Various techniques, called a super-resolution processing, for generating a high-resolution image from a plurality of low-resolution images have been developed. Representative super-processing methods which have been proposed include an ML (Maximum Likelihood) method, an MAP (maximum a posteriori) method, and a POCS (Projection Onto Convex Sets) method.
The above-mentioned methods are kinds of super-resolution reconstruction processing. In these kinds of processing, a high-resolution image is successively updated by iterative computation, based on a degradation model for relating a high-resolution image with a low-resolution image, to obtain a high-resolution image which reproduces the original image more faithfully. In the iterative computation, the high-resolution image is updated in such a manner that the differences between a pseudo low-resolution image (degraded image) obtained by degrading a high-resolution image by use of a degradation model, and a plurality of low-resolution images obtained by observation are minimized.
In the above-mentioned iterative computation, a high-resolution image which serves as an initial value (initial high-resolution image) needs to be generated in advance, and input. Depending on the closeness of the initial value to the original image, the number of times the computation needs to be iterated for obtaining a high-resolution image with a sufficient picture quality, or the picture quality that is ultimately obtained varies.
A generally known method for obtaining an initial high-resolution image is to enlarge, by interpolation, an arbitrary frame of a low-resolution image. Another method is to project (perform registration of) pixel values in a plurality of low-resolution images having shifts in the positions at which the pixel values are sampled (having position shifts), onto a corresponding high-resolution space according to the position shifts, so that they are associated with the pixels in the high-resolution image, thereby to obtain an initial high-resolution image with a high picture quality.

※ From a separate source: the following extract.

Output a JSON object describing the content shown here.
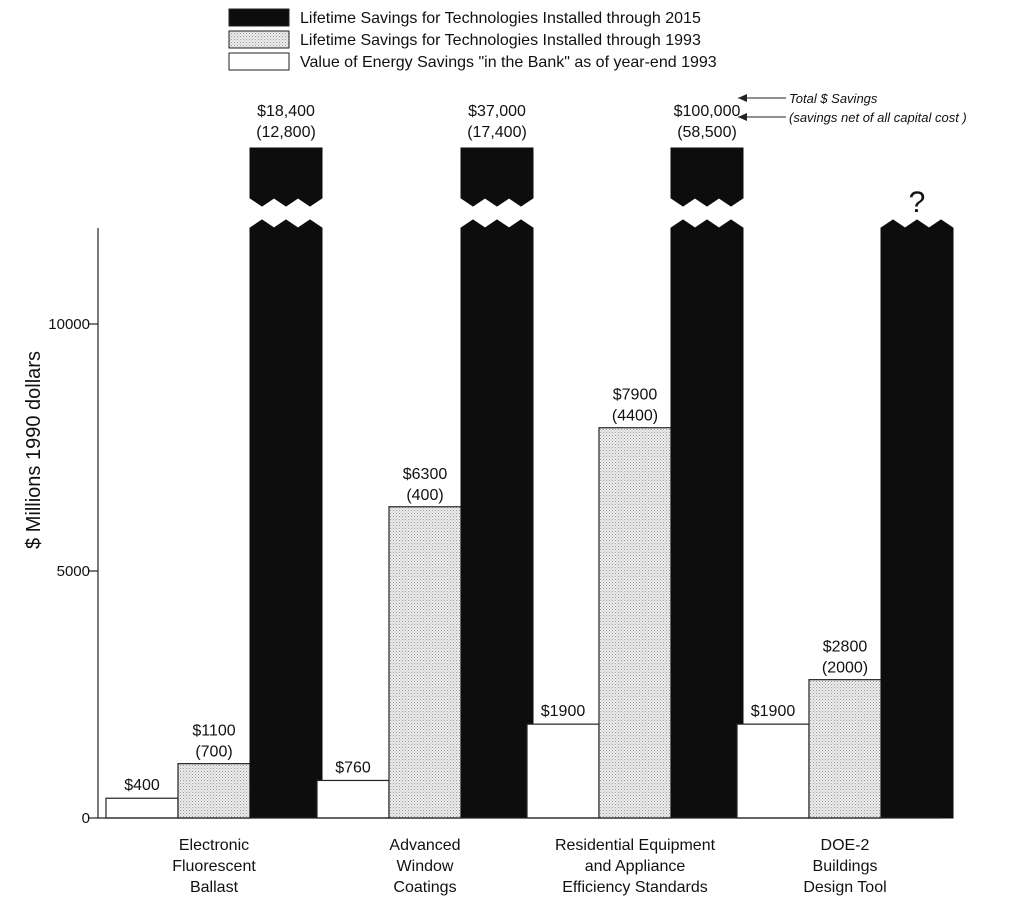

When an initial high-resolution image is generated using the above-mentioned method of registration, the high-resolution image may contain pixels (undefined pixels) with which no pixel in the low-resolution images is associated, and of which the pixel value is therefore not defined.

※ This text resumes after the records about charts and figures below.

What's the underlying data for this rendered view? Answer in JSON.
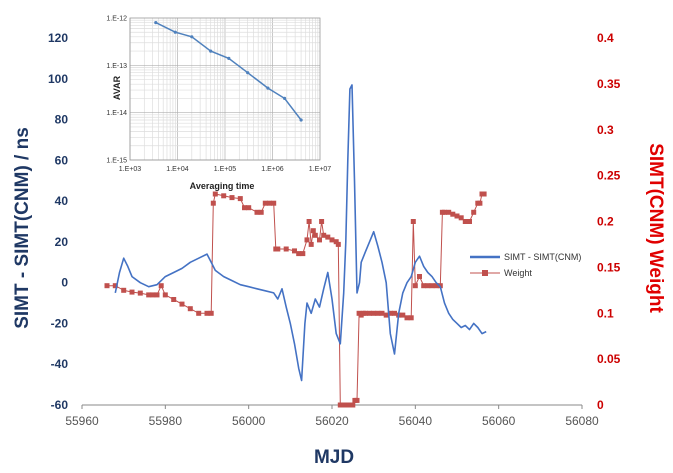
{
  "chart_data": [
    {
      "type": "line",
      "xlabel": "MJD",
      "ylabel": "SIMT - SIMT(CNM) / ns",
      "y2label": "SIMT(CNM) Weight",
      "xlim": [
        55960,
        56080
      ],
      "ylim": [
        -60,
        120
      ],
      "y2lim": [
        0,
        0.4
      ],
      "x_ticks": [
        "55960",
        "55980",
        "56000",
        "56020",
        "56040",
        "56060",
        "56080"
      ],
      "y_ticks": [
        "-60",
        "-40",
        "-20",
        "0",
        "20",
        "40",
        "60",
        "80",
        "100",
        "120"
      ],
      "y2_ticks": [
        "0",
        "0.05",
        "0.1",
        "0.15",
        "0.2",
        "0.25",
        "0.3",
        "0.35",
        "0.4"
      ],
      "grid": false,
      "legend_position": "right",
      "colors": {
        "series1": "#4472c4",
        "series2": "#c0504d",
        "left_axis": "#1f3864",
        "right_axis": "#e00000"
      },
      "series": [
        {
          "name": "SIMT - SIMT(CNM)",
          "axis": "left",
          "x": [
            55968,
            55969,
            55970,
            55971,
            55972,
            55974,
            55976,
            55978,
            55980,
            55982,
            55984,
            55986,
            55988,
            55990,
            55991,
            55992,
            55994,
            55996,
            55998,
            56000,
            56002,
            56004,
            56006,
            56007,
            56008,
            56009,
            56010,
            56011,
            56012,
            56012.7,
            56013.5,
            56014,
            56015,
            56016,
            56017,
            56018,
            56019,
            56020,
            56021,
            56022,
            56022.8,
            56023.3,
            56023.8,
            56024.3,
            56024.8,
            56025.4,
            56026,
            56026.6,
            56027,
            56028,
            56029,
            56030,
            56031,
            56032,
            56033,
            56034,
            56035,
            56036,
            56037,
            56038,
            56039,
            56040,
            56041,
            56042,
            56043,
            56044,
            56045,
            56046,
            56047,
            56048,
            56049,
            56050,
            56051,
            56052,
            56053,
            56054,
            56055,
            56056,
            56057
          ],
          "y": [
            -5,
            5,
            12,
            8,
            3,
            0,
            -2,
            -1,
            3,
            5,
            7,
            10,
            12,
            14,
            10,
            6,
            3,
            1,
            -1,
            -2,
            -3,
            -4,
            -5,
            -8,
            -3,
            -12,
            -20,
            -30,
            -42,
            -48,
            -20,
            -10,
            -15,
            -8,
            -12,
            -3,
            5,
            -8,
            -25,
            -30,
            -5,
            20,
            60,
            95,
            97,
            50,
            -5,
            0,
            10,
            15,
            20,
            25,
            18,
            10,
            0,
            -25,
            -35,
            -15,
            -5,
            0,
            3,
            10,
            13,
            8,
            5,
            3,
            0,
            -2,
            -10,
            -15,
            -18,
            -20,
            -22,
            -21,
            -23,
            -20,
            -22,
            -25,
            -24
          ]
        },
        {
          "name": "Weight",
          "axis": "right",
          "x": [
            55966,
            55968,
            55970,
            55972,
            55974,
            55976,
            55977,
            55978,
            55979,
            55980,
            55982,
            55984,
            55986,
            55988,
            55990,
            55991,
            55991.5,
            55992,
            55994,
            55996,
            55998,
            55999,
            56000,
            56002,
            56003,
            56004,
            56005,
            56006,
            56006.5,
            56007,
            56009,
            56011,
            56012,
            56013,
            56014,
            56014.5,
            56015,
            56015.5,
            56016,
            56017,
            56017.5,
            56018,
            56019,
            56020,
            56021,
            56021.5,
            56022,
            56023,
            56024,
            56025,
            56025.5,
            56026,
            56026.5,
            56027,
            56027.5,
            56028,
            56029,
            56030,
            56031,
            56032,
            56033,
            56034,
            56035,
            56036,
            56037,
            56038,
            56039,
            56039.5,
            56040,
            56041,
            56042,
            56043,
            56044,
            56045,
            56046,
            56046.5,
            56047,
            56048,
            56049,
            56050,
            56051,
            56052,
            56053,
            56054,
            56055,
            56055.5,
            56056,
            56056.5
          ],
          "y": [
            0.13,
            0.13,
            0.125,
            0.123,
            0.122,
            0.12,
            0.12,
            0.12,
            0.13,
            0.12,
            0.115,
            0.11,
            0.105,
            0.1,
            0.1,
            0.1,
            0.22,
            0.23,
            0.228,
            0.226,
            0.225,
            0.215,
            0.215,
            0.21,
            0.21,
            0.22,
            0.22,
            0.22,
            0.17,
            0.17,
            0.17,
            0.168,
            0.165,
            0.165,
            0.18,
            0.2,
            0.175,
            0.19,
            0.185,
            0.18,
            0.2,
            0.185,
            0.183,
            0.18,
            0.178,
            0.175,
            0.0,
            0.0,
            0.0,
            0.0,
            0.005,
            0.005,
            0.1,
            0.098,
            0.1,
            0.1,
            0.1,
            0.1,
            0.1,
            0.1,
            0.098,
            0.1,
            0.1,
            0.098,
            0.098,
            0.095,
            0.095,
            0.2,
            0.13,
            0.14,
            0.13,
            0.13,
            0.13,
            0.13,
            0.13,
            0.21,
            0.21,
            0.21,
            0.208,
            0.206,
            0.204,
            0.2,
            0.2,
            0.21,
            0.22,
            0.22,
            0.23,
            0.23
          ]
        }
      ]
    },
    {
      "type": "line",
      "xlabel": "Averaging time",
      "ylabel": "AVAR",
      "x_scale": "log",
      "y_scale": "log",
      "xlim": [
        1000,
        10000000
      ],
      "ylim": [
        1e-15,
        1e-12
      ],
      "x_ticks": [
        "1.E+03",
        "1.E+04",
        "1.E+05",
        "1.E+06",
        "1.E+07"
      ],
      "y_ticks": [
        "1.E-12",
        "1.E-13",
        "1.E-14",
        "1.E-15"
      ],
      "grid": true,
      "series": [
        {
          "x": [
            3500,
            9000,
            20000,
            50000,
            120000,
            300000,
            800000,
            1800000,
            4000000
          ],
          "y": [
            8e-13,
            5e-13,
            4e-13,
            2e-13,
            1.4e-13,
            7e-14,
            3.3e-14,
            2e-14,
            7e-15
          ]
        }
      ]
    }
  ]
}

To solve this problem, patent reference 1 proposes to estimate the pixel values of the undefined pixels from the neighboring pixels, or to enlarge an input low-resolution image which serves as a reference and to fill the pixel values of the undefined pixels by referring to corresponding pixels in the enlarged image, or to obtain the pixel values of the undefined pixels by alpha-blending the pixels estimated in the above-mentioned methods.